I'm going to go back to a time where I was fresh-faced, bright-eyed, and scared to start my first real big time job out in the world. I had a lot to learn. For one, I had to learn how to be a contractor - essentially working and reporting to the company that hired me while stroking the ego of government employees by letting them think I report to them. Sounds ridiculous...and it kind of is but in time it became second nature. When I started though, I had no clue.
As chance would have it, I got the privilege of working with one of the most uptight and condescending government employees, EVER. Let's call him Marshall*. He would remind me at least once a day that his badge was a different color than mine and therefore (in his head anyway) more important. It did not escape even my fledging professional mind that something was off. No one should try and make someone feel inferior because they were hired as a contractor. It is an unavoidable industry trend.
My temporary workspace was not on the same floor as Marshall and as such, he required me to call him every morning at 0700. If it was 0701 and I hadn't called, he would then come find me in a tizzy about if I was at work. He expected me to work the same hours as him, but I actually started work at 0600. Eventually, my boss stepped in to tell Marshall that he wasn't my time monitor. However, he never quite shook the habit. Later, when I got to move to my permanent desk with the team, he would poke his head in our lab and check for me. He wouldn't say anything. Just a visual confirmation that my millennial lazy ass made it to work I guess. How sad for him that I started going in at 0500 and I got to leave two whole hours before him.
I waved to him in the parking lot outside our office building once. He reprimanded me later saying we can't acknowledge that we know each other in public in case the "enemy" sees. He reported me to my boss too. I was terrified and embarrassed after this incident. I mean, I didn't know! I was so new to this world and he took full advantage.
Marshall's desire for control continued to dictate my work day. He would tell me how to open folders with a right-click rather than a double click and he requested I change the size of the icons on my computer. If I changed it back, he would ask to "drive" the computer for a second and re-arrange everything to his liking before continuing with the task at hand. Zero regard for the fact that it wasn't his desk. Sure, why not change the screen brightness and move icons to the other side of the monitor? Sure! Just move that pencil cup to the other side. Oh, thank you for adjusting the angle of that USB hub, it was bothering me too. *face palm*
Inevitably, as soon as he would sit down, a grimace and dramatic jump up from my chair would occur. Apparently, my desk chair was too warm for him to sit in. Uhm, wouldn't anyone's chair be warm after sitting on it for hours? Why not make a huge scene and further embarrass me? Don't even know why I am questioning that.

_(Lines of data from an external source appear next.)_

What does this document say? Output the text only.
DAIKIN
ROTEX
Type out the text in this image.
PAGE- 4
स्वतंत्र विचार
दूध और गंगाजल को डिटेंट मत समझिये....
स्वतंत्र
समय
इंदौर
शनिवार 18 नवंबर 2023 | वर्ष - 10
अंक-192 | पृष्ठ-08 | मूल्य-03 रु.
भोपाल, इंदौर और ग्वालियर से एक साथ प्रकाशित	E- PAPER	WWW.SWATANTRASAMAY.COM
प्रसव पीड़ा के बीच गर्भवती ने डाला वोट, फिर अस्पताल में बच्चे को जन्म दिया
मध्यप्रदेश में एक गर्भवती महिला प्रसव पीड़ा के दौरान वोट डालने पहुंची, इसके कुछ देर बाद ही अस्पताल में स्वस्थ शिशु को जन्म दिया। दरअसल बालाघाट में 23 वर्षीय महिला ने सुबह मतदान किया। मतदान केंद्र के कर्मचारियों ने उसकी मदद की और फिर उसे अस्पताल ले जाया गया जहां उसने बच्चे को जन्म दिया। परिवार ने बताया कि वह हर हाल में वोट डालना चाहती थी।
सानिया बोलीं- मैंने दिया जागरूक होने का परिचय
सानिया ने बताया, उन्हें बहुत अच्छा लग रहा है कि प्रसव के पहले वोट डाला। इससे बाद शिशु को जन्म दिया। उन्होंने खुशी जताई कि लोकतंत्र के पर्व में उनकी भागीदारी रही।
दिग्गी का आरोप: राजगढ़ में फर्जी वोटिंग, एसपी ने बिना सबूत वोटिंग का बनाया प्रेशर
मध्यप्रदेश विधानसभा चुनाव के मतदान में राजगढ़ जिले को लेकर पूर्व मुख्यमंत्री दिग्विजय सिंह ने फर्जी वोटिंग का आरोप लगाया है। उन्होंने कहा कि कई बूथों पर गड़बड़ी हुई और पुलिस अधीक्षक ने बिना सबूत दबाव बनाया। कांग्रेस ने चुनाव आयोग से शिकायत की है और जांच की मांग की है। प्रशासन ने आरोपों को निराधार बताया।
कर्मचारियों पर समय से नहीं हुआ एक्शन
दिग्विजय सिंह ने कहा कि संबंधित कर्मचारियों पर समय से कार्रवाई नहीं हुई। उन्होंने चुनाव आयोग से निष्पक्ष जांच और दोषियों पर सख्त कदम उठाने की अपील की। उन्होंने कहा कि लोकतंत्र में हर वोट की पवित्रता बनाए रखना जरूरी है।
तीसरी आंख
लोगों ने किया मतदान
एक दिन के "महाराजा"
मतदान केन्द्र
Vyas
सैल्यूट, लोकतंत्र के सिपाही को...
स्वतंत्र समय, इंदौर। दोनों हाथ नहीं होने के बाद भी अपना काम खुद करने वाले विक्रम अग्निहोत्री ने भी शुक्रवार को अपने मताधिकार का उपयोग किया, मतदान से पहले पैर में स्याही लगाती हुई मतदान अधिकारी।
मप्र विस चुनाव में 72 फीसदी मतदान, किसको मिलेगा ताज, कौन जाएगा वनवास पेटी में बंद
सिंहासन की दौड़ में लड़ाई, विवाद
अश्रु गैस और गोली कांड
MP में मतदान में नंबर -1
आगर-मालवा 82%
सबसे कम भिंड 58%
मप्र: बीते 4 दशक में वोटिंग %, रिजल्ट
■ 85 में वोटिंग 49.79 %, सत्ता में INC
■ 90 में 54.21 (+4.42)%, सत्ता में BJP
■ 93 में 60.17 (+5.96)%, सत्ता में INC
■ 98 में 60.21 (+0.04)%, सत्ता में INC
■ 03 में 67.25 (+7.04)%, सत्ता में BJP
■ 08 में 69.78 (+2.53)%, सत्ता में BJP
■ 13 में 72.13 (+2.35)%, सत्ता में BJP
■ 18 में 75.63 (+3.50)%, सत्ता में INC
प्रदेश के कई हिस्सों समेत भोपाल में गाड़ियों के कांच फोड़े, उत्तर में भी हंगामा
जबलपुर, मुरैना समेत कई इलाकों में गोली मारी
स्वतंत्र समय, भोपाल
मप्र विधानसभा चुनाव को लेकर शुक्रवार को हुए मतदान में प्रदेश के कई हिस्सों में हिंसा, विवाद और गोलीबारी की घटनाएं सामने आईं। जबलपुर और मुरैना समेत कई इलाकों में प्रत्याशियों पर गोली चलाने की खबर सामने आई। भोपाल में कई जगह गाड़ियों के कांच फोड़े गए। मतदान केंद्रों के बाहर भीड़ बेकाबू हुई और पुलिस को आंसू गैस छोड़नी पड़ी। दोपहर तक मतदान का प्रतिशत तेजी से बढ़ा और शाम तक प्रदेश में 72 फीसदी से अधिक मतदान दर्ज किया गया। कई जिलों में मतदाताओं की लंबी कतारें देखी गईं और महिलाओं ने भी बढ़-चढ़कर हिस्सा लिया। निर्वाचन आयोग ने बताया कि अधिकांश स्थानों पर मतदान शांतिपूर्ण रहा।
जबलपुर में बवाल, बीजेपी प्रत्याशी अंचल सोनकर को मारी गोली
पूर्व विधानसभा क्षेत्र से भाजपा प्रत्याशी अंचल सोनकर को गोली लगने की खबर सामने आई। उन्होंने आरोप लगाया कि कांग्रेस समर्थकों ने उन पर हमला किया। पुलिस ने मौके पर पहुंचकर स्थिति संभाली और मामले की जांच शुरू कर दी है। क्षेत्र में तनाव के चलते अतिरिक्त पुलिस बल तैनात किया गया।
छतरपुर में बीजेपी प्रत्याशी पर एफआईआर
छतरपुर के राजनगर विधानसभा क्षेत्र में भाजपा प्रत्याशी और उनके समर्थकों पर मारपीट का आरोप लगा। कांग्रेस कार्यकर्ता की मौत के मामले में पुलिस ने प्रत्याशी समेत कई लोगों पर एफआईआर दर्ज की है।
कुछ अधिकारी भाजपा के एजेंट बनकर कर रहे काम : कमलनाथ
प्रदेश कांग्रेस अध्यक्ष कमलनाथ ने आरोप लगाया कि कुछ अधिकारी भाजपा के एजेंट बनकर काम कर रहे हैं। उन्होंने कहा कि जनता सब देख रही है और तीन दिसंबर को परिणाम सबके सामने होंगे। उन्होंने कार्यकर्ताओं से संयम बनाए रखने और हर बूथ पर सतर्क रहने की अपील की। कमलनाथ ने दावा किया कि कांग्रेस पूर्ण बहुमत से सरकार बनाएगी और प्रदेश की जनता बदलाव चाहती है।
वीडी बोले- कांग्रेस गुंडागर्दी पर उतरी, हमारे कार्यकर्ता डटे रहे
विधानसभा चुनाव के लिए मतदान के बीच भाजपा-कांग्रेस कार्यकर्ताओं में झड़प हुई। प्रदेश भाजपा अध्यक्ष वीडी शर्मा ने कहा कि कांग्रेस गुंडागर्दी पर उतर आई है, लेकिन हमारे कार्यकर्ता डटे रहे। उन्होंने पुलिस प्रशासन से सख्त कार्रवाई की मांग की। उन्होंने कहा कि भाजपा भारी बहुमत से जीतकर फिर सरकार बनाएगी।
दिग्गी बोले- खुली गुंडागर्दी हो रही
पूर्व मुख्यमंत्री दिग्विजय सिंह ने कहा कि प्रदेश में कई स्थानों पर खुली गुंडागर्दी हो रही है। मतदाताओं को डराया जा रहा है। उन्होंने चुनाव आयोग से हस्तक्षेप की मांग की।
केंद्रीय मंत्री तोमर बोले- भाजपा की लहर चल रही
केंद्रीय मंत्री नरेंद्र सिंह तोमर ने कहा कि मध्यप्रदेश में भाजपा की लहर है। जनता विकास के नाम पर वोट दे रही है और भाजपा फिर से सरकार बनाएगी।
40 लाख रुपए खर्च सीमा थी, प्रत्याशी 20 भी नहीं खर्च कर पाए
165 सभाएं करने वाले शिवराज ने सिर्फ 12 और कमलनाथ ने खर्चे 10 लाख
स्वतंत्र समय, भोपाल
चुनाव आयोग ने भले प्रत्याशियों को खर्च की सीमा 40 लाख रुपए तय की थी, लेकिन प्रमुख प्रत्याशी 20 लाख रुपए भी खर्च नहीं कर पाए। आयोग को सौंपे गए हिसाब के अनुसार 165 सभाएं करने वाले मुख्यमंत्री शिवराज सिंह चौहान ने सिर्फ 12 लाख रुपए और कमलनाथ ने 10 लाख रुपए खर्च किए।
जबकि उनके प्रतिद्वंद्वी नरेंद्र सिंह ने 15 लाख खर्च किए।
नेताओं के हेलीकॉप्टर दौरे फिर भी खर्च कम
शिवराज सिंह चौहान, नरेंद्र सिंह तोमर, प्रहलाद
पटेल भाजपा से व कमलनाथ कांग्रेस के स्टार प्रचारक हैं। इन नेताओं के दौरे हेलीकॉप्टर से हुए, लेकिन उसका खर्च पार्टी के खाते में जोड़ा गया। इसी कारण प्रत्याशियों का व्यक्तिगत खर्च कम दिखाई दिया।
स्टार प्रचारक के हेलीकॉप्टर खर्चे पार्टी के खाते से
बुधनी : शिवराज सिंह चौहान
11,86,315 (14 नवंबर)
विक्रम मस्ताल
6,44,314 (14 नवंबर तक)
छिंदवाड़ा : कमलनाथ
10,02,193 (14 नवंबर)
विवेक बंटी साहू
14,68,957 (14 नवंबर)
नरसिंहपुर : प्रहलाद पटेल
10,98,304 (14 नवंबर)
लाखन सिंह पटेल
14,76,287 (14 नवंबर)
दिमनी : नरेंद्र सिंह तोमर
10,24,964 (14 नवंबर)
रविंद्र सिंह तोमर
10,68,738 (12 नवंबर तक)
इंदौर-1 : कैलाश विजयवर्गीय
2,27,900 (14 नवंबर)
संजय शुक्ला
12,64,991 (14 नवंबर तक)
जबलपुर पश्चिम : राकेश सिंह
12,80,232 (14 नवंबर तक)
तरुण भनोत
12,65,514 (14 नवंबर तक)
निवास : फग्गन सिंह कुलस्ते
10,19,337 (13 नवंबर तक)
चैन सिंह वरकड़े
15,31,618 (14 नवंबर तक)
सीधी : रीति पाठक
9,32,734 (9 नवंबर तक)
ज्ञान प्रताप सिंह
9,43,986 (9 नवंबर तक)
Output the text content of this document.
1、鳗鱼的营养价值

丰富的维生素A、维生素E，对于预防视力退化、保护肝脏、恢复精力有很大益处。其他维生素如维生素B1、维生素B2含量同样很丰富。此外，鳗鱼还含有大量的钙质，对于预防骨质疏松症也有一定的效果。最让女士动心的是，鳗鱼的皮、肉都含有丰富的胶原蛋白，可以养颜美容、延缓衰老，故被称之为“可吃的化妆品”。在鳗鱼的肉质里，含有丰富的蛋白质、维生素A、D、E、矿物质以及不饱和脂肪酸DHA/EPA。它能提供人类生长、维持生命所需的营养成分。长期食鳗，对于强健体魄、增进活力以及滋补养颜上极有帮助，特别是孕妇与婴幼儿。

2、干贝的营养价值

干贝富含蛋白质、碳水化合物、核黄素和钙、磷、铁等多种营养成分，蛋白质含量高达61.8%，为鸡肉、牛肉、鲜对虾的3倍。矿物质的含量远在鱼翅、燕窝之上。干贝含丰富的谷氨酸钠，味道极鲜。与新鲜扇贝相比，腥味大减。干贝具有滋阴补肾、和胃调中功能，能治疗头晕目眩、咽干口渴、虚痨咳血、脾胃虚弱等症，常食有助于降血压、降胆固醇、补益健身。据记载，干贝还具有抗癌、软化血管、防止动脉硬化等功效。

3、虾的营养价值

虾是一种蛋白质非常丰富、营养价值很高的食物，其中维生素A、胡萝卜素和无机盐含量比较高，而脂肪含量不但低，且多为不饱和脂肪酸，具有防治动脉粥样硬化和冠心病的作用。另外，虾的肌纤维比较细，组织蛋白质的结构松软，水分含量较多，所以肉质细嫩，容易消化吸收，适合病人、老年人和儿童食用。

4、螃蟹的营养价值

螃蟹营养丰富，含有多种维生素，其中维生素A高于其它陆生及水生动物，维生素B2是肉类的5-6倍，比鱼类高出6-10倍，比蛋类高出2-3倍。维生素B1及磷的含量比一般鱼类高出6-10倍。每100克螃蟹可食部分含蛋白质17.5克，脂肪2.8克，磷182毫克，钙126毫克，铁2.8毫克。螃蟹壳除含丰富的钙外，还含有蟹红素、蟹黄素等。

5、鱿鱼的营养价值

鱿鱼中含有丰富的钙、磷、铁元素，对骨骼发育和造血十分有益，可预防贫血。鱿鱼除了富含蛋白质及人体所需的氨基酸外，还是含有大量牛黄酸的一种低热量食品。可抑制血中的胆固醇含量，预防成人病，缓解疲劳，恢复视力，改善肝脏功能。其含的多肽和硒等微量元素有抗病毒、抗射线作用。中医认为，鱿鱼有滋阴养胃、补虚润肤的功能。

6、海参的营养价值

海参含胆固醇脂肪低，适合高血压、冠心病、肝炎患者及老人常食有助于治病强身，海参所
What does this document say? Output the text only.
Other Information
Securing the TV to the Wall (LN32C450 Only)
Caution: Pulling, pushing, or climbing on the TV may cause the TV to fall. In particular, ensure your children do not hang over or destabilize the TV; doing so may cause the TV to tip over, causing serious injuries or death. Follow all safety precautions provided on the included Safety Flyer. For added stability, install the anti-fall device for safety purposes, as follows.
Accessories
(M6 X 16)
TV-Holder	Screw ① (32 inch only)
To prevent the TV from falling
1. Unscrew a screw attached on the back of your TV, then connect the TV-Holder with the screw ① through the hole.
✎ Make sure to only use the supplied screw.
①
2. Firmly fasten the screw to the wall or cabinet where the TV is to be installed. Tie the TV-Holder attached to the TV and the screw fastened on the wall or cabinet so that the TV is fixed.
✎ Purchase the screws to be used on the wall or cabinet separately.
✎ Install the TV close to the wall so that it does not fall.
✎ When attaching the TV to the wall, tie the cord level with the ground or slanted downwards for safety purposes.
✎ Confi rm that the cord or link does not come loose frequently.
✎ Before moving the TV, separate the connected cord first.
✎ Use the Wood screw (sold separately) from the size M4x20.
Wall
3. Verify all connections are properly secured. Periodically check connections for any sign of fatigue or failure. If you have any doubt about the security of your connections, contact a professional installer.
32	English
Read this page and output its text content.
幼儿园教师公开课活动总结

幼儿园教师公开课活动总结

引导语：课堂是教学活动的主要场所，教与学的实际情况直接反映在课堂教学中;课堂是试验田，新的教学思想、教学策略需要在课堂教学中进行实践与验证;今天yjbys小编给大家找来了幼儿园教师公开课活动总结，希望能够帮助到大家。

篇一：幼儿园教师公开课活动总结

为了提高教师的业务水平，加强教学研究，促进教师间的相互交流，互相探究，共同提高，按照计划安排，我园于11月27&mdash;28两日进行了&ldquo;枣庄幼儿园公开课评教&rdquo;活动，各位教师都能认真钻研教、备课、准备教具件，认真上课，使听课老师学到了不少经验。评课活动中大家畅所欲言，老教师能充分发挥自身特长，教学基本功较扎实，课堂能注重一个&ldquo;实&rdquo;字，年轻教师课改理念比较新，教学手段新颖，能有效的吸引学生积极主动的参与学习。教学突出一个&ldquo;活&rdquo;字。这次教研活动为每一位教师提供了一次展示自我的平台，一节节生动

When I would go to his work area to discuss a case, he wouldn't turn around and look at me. Rather, he would look at me in a mirror pinned above his desk. Super awkward. I considered it a personal triumph on the rare occasion he faced me to continue the conversation. What a waste of his time I must have been. *eye roll*
When Marshall was out on vacation, that meant I was the lead on our project and he hated that. In fact, the first time he took time off (only because he had to), he actually still came into the office to check the format of my emails and to see if I was there. I should mention that he already called me that morning to see if I needed him (I didn't). Apparently he was in such a state, there wasn't time to dress for work before he came in. I mean, of course he should attract as much attention as possible by coming in wearing a TRACKSUIT, claiming I was incompetent and was overwhelmed without him.
Reader, I'm not sure my sarcasm is obvious enough here so permit me to clarify. Nobody was less needed that day than he was.
His unbearableness wasn't always about the need to control me. For example, nothing cracked him up like a juvenile joke about an "upper decker". Marshall was also a superb storyteller. Here are some of his greatest hits:
“People don’t realize how refined I am. I collect turquoise for crying out loud!”
I had no idea that this was the measure of a refined individual. Makes sense…??
“One time I came back from skiing on a black diamond slope. I was in a huge argument with my girlfriend at the time. We were together for awhile and she was staying with me. She started to threaten to pack her things and leave. So here was my way out! I offered to help her pack so I grabbed her suitcase and threw it down the stairs. That sure showed her!”
Yeah, showed her you are a dick.
“The thing about women is that they are one of two things. Women are either ugly or stupid.”
I never asked which one he thought I was. Some things you are better off not knowing.
“My folks, they live out in Ohio, and they never visit. I’m like ‘Come on, at least come see your son!’. I really think it would be cool to show them around DC - where the nation was born!”
This time I could not help but respond. “Uhm, the nation was born in Philadelphia.” He didn’t appreciate my input.
Looking back, if it wasn’t for my very good friend, who allowed me to sit at his desk to hide from this nightmare human and simultaneously enjoy a glazed donut and coffee, I don’t know how I would have been able to keep my sanity.